The pheasant hunt was coordinated by the Department of Tourism and State Development in order to attract businesses to South Dakota. Therefore, according to the attorney representing the forces of transparency, it is “official work product” and ought to be made public. As he says:
“A closed executive branch is the perfect opportunity to take democracy away from the people.”
I agree, but the attorney arguing in favor of keeping the guest list secret doesn’t.
He notes that in South Dakota, state law defines public documents as those that the state is required to maintain. Since the state is not required to maintain things like invitation lists, it has no obligation to make the list public.
Furthermore, if the invitation list were to be made public, South Dakota would be harmed because neighboring states might go after those businesses:
“If they are forced to make public these business prospects, Nebraska can get them, Minnesota can get them,” Fulton told the court.

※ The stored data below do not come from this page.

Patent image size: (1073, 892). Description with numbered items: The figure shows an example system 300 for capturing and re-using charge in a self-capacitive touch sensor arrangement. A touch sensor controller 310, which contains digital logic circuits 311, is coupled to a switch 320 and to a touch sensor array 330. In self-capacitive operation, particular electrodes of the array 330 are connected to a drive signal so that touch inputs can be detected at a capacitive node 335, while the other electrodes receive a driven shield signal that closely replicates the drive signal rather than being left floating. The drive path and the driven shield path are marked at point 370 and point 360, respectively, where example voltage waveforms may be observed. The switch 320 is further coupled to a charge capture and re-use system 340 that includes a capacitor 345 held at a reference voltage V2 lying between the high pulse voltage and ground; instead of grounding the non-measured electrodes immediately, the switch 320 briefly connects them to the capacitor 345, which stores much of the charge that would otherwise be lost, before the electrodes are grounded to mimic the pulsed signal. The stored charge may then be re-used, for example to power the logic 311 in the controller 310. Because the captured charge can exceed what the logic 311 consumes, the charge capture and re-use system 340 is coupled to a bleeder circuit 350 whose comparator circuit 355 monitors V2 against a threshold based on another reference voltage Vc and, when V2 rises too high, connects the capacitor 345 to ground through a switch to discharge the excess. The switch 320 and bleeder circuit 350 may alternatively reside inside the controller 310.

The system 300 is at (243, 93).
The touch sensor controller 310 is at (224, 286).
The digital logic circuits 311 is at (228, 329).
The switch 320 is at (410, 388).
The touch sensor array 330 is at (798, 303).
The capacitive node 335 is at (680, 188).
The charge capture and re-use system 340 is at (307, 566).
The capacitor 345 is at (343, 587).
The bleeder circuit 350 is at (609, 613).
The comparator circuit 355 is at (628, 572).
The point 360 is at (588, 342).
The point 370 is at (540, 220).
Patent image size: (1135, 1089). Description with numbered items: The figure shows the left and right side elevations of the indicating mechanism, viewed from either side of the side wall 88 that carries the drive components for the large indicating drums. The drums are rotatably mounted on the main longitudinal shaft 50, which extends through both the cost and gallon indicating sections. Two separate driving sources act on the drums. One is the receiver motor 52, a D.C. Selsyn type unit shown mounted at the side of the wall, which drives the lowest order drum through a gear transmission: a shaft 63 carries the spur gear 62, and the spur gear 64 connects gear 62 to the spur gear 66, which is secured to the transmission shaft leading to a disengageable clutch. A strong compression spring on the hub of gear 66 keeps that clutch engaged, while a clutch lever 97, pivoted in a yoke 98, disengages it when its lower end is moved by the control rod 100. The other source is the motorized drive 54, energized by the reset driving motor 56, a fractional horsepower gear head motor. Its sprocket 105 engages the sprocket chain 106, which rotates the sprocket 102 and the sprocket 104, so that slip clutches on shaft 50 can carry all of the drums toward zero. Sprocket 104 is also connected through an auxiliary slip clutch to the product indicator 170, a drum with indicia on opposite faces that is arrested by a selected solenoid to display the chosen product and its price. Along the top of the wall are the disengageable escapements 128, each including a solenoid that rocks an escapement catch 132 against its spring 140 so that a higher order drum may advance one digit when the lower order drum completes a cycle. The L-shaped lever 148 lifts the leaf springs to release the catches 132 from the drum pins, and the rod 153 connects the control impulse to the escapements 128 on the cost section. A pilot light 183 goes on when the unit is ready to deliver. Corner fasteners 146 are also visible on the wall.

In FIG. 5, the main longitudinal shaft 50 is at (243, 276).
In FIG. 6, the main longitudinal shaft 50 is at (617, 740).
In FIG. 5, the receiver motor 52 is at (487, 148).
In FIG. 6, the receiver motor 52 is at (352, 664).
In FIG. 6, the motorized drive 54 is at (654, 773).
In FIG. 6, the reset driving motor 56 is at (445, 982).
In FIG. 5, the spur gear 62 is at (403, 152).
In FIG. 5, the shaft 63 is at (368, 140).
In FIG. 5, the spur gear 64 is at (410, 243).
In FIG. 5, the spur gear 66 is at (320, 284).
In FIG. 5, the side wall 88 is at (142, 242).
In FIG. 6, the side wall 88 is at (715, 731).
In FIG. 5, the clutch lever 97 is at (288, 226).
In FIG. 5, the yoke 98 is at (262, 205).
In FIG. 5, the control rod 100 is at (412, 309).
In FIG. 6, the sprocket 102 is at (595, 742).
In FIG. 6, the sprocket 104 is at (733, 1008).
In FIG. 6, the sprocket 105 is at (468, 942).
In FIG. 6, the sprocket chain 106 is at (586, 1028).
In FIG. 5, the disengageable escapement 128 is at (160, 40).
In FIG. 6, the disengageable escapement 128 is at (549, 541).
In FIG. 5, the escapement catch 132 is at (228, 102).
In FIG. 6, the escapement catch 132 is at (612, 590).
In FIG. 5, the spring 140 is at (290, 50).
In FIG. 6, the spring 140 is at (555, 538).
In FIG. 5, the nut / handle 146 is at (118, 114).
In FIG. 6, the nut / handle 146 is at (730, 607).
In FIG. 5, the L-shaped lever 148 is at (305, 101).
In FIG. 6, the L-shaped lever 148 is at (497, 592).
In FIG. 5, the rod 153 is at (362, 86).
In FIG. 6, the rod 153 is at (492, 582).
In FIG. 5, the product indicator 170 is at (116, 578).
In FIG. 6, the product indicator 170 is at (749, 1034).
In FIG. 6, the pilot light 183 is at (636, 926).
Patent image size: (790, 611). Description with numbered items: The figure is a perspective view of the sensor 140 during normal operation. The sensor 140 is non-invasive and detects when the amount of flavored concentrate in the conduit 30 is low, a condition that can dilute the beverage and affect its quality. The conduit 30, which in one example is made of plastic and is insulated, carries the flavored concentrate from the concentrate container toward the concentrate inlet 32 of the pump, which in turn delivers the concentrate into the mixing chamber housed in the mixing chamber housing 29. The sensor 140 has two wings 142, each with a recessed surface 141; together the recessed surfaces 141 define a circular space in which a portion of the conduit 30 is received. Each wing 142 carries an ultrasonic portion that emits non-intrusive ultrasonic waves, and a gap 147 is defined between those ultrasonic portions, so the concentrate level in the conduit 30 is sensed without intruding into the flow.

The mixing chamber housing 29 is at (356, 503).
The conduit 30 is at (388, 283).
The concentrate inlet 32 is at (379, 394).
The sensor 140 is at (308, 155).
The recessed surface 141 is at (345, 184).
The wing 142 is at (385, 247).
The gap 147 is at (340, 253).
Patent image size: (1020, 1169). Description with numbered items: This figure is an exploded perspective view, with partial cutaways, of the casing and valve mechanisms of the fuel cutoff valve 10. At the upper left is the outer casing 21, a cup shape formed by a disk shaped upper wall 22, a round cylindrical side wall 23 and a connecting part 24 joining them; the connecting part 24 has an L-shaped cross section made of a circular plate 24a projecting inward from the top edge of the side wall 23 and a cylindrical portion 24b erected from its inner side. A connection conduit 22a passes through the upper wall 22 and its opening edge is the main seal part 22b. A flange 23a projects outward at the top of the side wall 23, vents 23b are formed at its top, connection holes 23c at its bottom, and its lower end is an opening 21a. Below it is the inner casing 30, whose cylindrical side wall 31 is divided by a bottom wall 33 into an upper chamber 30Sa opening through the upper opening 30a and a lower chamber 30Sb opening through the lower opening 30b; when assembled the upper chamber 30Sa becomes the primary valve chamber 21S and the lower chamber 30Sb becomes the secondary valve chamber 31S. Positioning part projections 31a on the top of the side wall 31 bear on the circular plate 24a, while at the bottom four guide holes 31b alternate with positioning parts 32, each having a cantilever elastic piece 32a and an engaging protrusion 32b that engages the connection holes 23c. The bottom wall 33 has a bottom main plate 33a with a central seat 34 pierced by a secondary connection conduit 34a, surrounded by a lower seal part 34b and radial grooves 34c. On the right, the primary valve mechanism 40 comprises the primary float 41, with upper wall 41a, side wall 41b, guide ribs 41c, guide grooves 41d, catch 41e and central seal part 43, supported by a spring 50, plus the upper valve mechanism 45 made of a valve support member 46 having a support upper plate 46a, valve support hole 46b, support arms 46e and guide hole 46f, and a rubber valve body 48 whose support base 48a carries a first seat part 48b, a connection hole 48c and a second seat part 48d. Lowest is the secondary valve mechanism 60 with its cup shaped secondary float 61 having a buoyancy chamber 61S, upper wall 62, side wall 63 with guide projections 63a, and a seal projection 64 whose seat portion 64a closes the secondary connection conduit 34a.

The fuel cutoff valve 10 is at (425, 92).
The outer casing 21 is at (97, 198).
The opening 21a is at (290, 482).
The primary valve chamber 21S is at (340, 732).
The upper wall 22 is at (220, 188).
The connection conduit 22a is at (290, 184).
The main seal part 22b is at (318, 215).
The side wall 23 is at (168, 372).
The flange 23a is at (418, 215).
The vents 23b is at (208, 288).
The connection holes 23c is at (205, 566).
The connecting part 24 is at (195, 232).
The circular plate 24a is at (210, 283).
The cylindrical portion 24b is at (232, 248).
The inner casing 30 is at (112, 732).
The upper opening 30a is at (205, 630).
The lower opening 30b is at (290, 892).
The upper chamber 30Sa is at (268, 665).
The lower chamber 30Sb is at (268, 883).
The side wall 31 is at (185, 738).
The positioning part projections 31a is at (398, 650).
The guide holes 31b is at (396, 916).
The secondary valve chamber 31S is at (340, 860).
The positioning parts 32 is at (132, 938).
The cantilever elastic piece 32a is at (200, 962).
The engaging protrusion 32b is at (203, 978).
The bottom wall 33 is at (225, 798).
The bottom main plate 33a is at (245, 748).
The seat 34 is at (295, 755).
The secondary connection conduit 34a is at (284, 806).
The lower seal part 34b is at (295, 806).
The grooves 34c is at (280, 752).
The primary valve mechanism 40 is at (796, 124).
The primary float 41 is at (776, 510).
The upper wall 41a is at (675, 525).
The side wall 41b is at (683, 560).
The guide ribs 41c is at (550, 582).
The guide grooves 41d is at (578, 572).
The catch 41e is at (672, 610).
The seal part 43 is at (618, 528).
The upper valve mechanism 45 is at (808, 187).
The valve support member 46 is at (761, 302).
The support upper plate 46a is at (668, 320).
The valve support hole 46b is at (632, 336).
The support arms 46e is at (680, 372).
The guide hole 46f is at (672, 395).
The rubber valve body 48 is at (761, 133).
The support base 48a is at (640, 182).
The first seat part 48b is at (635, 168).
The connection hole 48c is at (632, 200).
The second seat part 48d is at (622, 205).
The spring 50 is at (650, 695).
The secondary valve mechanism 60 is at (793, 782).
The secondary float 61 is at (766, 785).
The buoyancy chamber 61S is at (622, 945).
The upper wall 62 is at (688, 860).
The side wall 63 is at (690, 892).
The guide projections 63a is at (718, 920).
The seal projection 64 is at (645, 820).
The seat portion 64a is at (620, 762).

Arguing that bad consequences will flow to the state if some documents are made public is not a convincing argument for secrecy.
If U.S. Attorney General Alberto Gonzales filed a brief saying “If I release departmental emails pertaining to how the decision was made to fire some U.S. attorneys last spring, it would make the government look bad, so I shouldn’t have to” we would not be persuaded.
This issue is in front of the South Dakota Supreme Court because the Argus Leader’s attempt to gain the invitation list lost when argued before a circuit judge last year.
South Dakota tied for last place in the Better Government Association’s 2002 state-by-state ranking of open records laws.